Ronzheimer ist in der »Bild«-Hierarchie aufgestiegen; sein Kollege Lars Petersen wird es, das ist zu befürchten, ihm gleichtun. Petersen ist der »Asyl-Fachmann« von »Bild«. »Flüchtlingsfamilie kassiert 7300 Euro im Monat« lautete die Überschrift über einem in der aktuellen »Bild am Sonntag« veröffentlichten Artikel von Petersen. Darin ging es um einen Leistungsbescheid, den eine Mutter mit neun Kindern vom Landratsamt Leipzig im vergangenen Jahr erhalten hatte. Der reißerische Titel ist falsch, wie diverse Plattformen in den vergangenen Tagen (u.a. bildblog.de) dargelegt haben. Die 7300 Euro sind der Gesamtbetrag, der der geflüchteten Familie zusteht, weil sie bereits länger als 15 Monate in Deutschland lebt. Von der Gesamtsumme werden die Kosten für die Unterkunft sowie alle damit verbundenen Nebenkosten abgezogen. Das Landratsamt Leipzig teilte dem Portal mimikama.at, das sich der Aufklärung von Falschmeldungen im Internet verschrieben hat, auf Nachfrage mit, dass die Höhe dieser Kosten »durchaus über 4000 Euro« liegen könne. Tatsächlich dürfte die Mutter für sich und ihre neun Kinder nur um die 3000 Euro ausgezahlt bekommen, eine Summe, die dem Sozialhilfesatz entspricht.
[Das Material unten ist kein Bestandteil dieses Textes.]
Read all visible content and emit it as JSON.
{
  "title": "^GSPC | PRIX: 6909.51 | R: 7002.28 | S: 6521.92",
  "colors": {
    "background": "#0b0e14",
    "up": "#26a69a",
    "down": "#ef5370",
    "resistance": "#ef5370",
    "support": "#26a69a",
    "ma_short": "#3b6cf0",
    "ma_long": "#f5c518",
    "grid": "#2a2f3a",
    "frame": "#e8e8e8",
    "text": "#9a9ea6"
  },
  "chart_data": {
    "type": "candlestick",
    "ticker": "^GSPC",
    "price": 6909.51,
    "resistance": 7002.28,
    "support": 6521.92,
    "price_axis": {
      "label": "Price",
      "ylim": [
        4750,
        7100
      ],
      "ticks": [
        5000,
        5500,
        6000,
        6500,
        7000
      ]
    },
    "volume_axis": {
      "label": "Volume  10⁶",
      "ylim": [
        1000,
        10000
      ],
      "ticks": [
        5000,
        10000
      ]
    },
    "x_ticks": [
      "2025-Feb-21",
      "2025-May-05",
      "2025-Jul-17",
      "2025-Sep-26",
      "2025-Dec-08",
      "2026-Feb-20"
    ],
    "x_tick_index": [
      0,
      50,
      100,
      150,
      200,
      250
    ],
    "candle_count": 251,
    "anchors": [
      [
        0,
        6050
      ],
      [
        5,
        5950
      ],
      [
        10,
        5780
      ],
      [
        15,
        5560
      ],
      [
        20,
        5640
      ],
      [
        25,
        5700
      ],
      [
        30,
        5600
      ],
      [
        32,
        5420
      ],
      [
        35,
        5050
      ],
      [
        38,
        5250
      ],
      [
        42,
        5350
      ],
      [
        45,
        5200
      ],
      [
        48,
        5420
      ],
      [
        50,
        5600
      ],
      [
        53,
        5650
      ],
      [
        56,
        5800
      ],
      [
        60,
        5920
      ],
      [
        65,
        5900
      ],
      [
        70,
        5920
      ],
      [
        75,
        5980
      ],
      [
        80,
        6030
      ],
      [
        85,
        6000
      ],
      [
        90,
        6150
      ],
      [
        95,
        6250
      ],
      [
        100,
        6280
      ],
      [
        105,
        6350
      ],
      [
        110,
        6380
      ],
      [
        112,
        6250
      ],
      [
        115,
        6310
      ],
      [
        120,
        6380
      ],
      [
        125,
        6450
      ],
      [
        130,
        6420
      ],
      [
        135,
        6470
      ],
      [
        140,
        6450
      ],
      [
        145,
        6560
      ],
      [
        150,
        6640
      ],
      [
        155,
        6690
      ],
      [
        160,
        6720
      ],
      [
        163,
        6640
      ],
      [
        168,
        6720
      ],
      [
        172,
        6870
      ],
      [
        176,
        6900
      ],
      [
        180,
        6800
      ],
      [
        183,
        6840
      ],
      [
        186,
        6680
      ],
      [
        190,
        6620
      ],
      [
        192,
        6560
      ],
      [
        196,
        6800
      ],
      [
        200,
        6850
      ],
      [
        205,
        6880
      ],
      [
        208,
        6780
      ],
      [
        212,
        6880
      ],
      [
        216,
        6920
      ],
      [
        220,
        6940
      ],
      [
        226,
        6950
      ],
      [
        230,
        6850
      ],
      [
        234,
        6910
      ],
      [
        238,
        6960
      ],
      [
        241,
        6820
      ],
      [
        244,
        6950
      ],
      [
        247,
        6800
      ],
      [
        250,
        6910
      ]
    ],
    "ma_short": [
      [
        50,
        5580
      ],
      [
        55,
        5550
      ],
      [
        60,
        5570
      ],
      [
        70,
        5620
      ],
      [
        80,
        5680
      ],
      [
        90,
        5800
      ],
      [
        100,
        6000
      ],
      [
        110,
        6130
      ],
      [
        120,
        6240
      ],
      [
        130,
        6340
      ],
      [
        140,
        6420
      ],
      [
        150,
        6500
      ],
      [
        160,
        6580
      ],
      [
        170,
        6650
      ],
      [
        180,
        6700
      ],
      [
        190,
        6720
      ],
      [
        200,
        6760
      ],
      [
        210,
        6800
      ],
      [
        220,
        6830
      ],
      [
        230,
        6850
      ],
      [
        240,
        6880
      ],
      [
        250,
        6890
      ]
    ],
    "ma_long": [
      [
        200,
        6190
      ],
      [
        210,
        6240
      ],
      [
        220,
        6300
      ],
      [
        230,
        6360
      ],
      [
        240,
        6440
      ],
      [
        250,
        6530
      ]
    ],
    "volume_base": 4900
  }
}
mimikama.at klärte über diesen Fall, der schon seit einigen Wochen in den Foren des Internet seine Runden dreht (wobei offenbar in dem kopierten Bewilligungsbescheid die Namen der Anspruchsberechtigten nicht geschwärzt waren), bereits am 29. Januar auf. Petersen zitiert aus der Antwort des Landratsamtes Leipzig wortwörtlich in seinem Beitrag, ohne allerdings explizit darauf hinzuweisen, dass der Auszahlungsbetrag deutlich niedriger ist als die in der reißerischen Überschrift genannte Summe. Doch selbst diese halbe Wahrheit erfahren nur die Leser, die über das zahlungspflichtige »Bild Plus«-Abonnement verfügen. Und sie werden nicht darüber informiert, dass die Behauptung von Petersen falsch ist, die Flüchtlingsfamilie erhalte das Geld, weil das Asylverfahren schon länger als 15 Monate dauere. Wie die Kollegen von bildblog.de berichten, ist die Dauer des Aufenthaltes (15 Monate) und nicht die Länge des Verfahrens dafür ausschlaggebend, ob man Leistungen nach dem Asylbewerberleistungsgesetz erhält (in der Regel sind das Sachleistungen, Verpflegung, Unterkunft, einige Kommunen zahlen auch ein Taschengeld aus) oder Leistungen, die sich am Sozialhilfesatz orientieren.

Die Brüder und Schwestern im Geiste bei focus-online.de haben ein solches »Bild Plus«-Abo offenbar nicht - oder sie wollten den Inhalt von Petersens Artikel genau so verstehen, wie viele andere in der Netzwelt. Nur einen Tag nach bild.de verbreitete das Magazin die Mär von der zehnköpfigen Flüchtlingsfamilie, die 7300 Euro im Monat erhalte, weil sie schon länger als 15 Monate auf den Asylbescheid warte.